In the event of a reportable breach of patient information, Precision Eyecare agrees to abide by the breach notification requirements as established by the HIPAA Breach Notification Rule. If a breach occurs, Precision Eyecare will take all necessary steps to remain in compliance with this rule including as applicable notification of individuals, Business Associates, the Secretary of Health and Human Services and prominent media outlets.


WHISTLEBLOWER PROTECTION RULE

Precision Eyecare will take no action against any individual who provides information to the Office of Civil Rights, Office of the Inspector General or individual state Attorney General’s Office regarding concerns related to the privacy and security procedures or actions at Precision Eyecare.


CHANGING OUR NOTICE OF PRIVACY PRACTICES

By law, we must abide by the terms of this Notice of Privacy Practices until we choose to substantially change the Notice.

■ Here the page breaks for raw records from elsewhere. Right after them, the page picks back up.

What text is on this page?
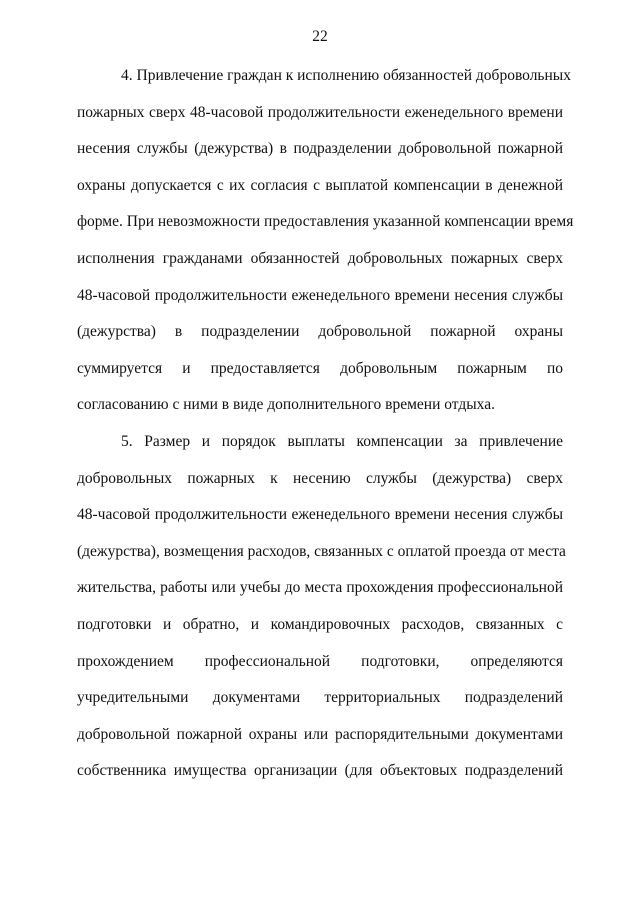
22

4. Привлечение граждан к исполнению обязанностей добровольных
пожарных сверх 48-часовой продолжительности еженедельного времени
несения службы (дежурства) в подразделении добровольной пожарной
охраны допускается с их согласия с выплатой компенсации в денежной
форме. При невозможности предоставления указанной компенсации время
исполнения гражданами обязанностей добровольных пожарных сверх
48-часовой продолжительности еженедельного времени несения службы
(дежурства) в подразделении добровольной пожарной охраны
суммируется и предоставляется добровольным пожарным по
согласованию с ними в виде дополнительного времени отдыха.

5. Размер и порядок выплаты компенсации за привлечение
добровольных пожарных к несению службы (дежурства) сверх
48-часовой продолжительности еженедельного времени несения службы
(дежурства), возмещения расходов, связанных с оплатой проезда от места
жительства, работы или учебы до места прохождения профессиональной
подготовки и обратно, и командировочных расходов, связанных с
прохождением профессиональной подготовки, определяются
учредительными документами территориальных подразделений
добровольной пожарной охраны или распорядительными документами
собственника имущества организации (для объектовых подразделений
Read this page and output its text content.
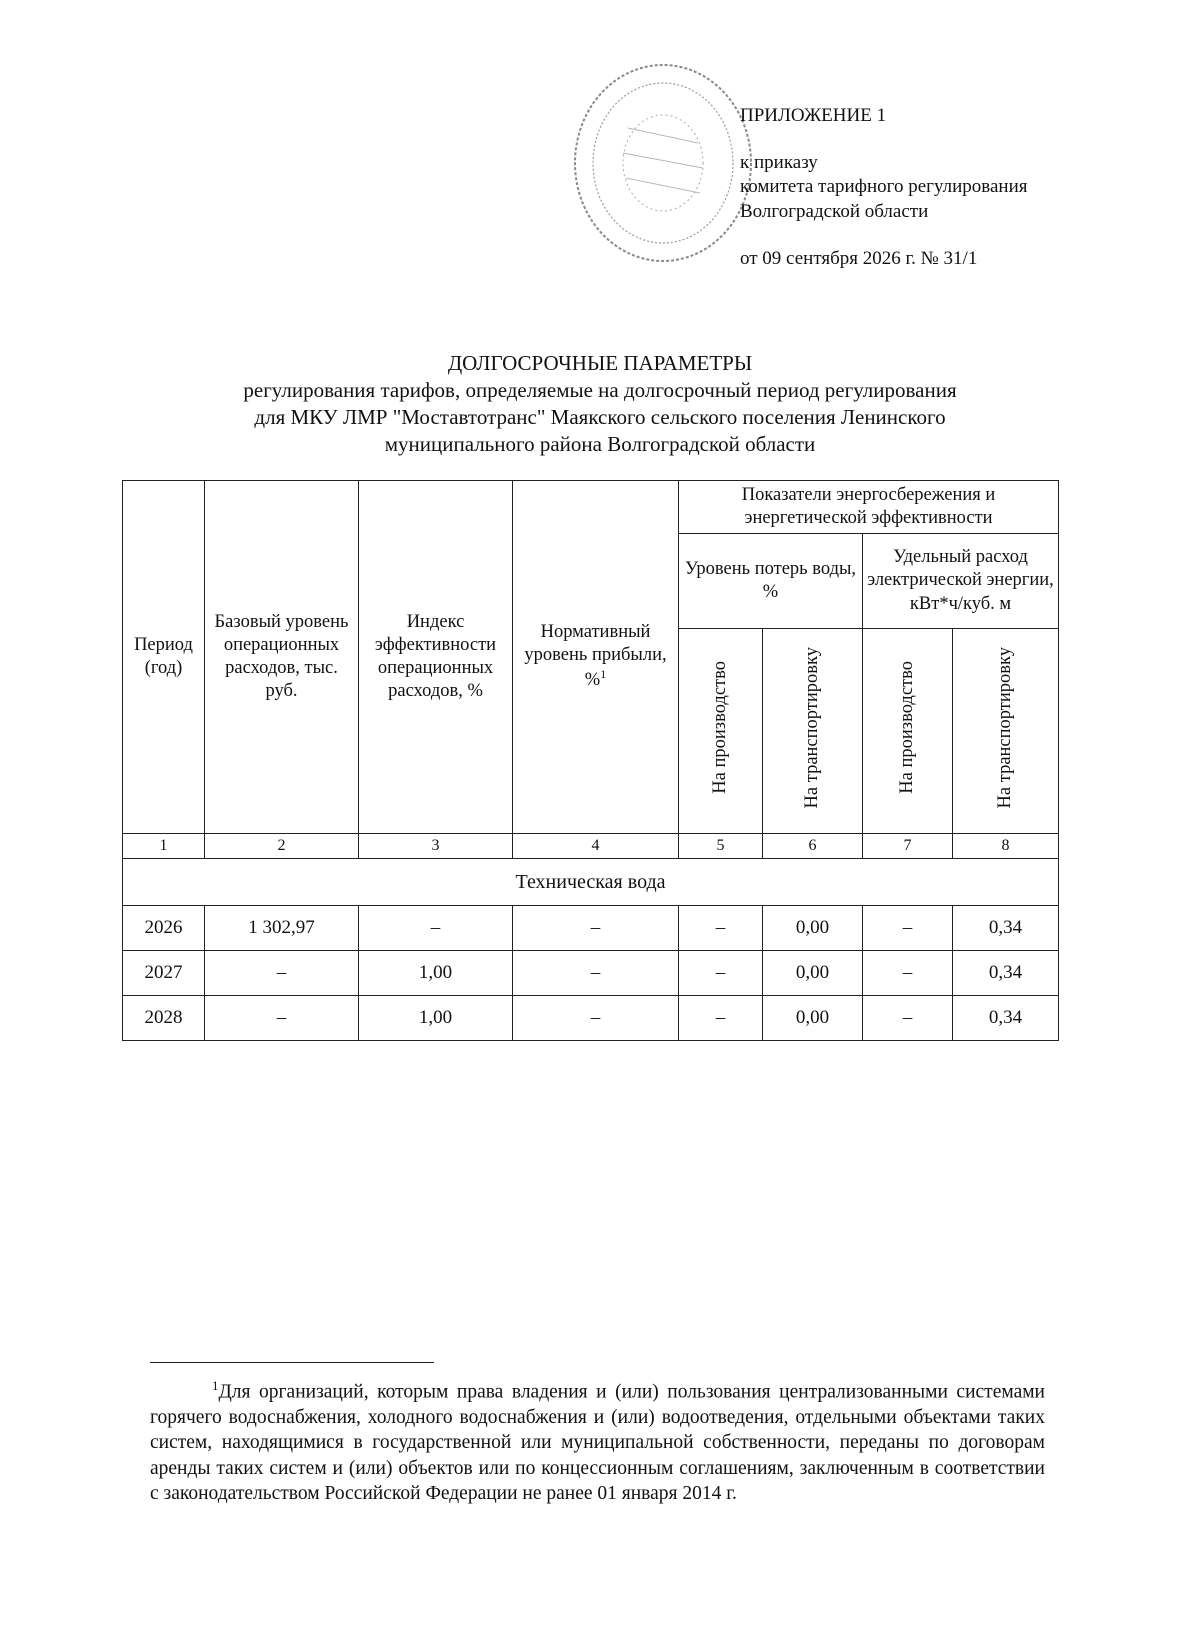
ПРИЛОЖЕНИЕ 1
к приказу
комитета тарифного регулирования
Волгоградской области
от 09 сентября 2026 г. № 31/1
ДОЛГОСРОЧНЫЕ ПАРАМЕТРЫ
регулирования тарифов, определяемые на долгосрочный период регулирования
для МКУ ЛМР "Моставтотранс" Маякского сельского поселения Ленинского
муниципального района Волгоградской области
Период (год)	Базовый уровень операционных расходов, тыс. руб.	Индекс эффективности операционных расходов, %	Нормативный уровень прибыли, %$^1$	Показатели энергосбережения и энергетической эффективности			
				Уровень потерь воды, %		Удельный расход электрической энергии, кВт*ч/куб. м	
				На производство	На транспортировку	На производство	На транспортировку
1	2	3	4	5	6	7	8
Техническая вода							
2026	1 302,97	–	–	–	0,00	–	0,34
2027	–	1,00	–	–	0,00	–	0,34
2028	–	1,00	–	–	0,00	–	0,34
$^1$Для организаций, которым права владения и (или) пользования централизованными системами горячего водоснабжения, холодного водоснабжения и (или) водоотведения, отдельными объектами таких систем, находящимися в государственной или муниципальной собственности, переданы по договорам аренды таких систем и (или) объектов или по концессионным соглашениям, заключенным в соответствии с законодательством Российской Федерации не ранее 01 января 2014 г.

We reserve the right to change this Notice at any time. If we change this Notice, the new privacy practices will apply to your existing health information as well as any additional information generated in the future. If we change this Notice, we will post a new Notice in our office and on our website.


COMPLAINTS

If you think that anyone at Precision Eyecare has not respected the privacy of your health information, you are free to complain to the Privacy Officer named at the beginning of this Notice. We are more than happy to try to resolve any concern you may have in writing. You may also file a complaint with the U.S. Department of Health and Human Services, Office of Civil Rights or the state Attorney General’s Office. We will not retaliate against you if you make such a complaint.


QUESTIONS: If you have any questions or concerns we encourage you to contact the Privacy Officer at the number on this website.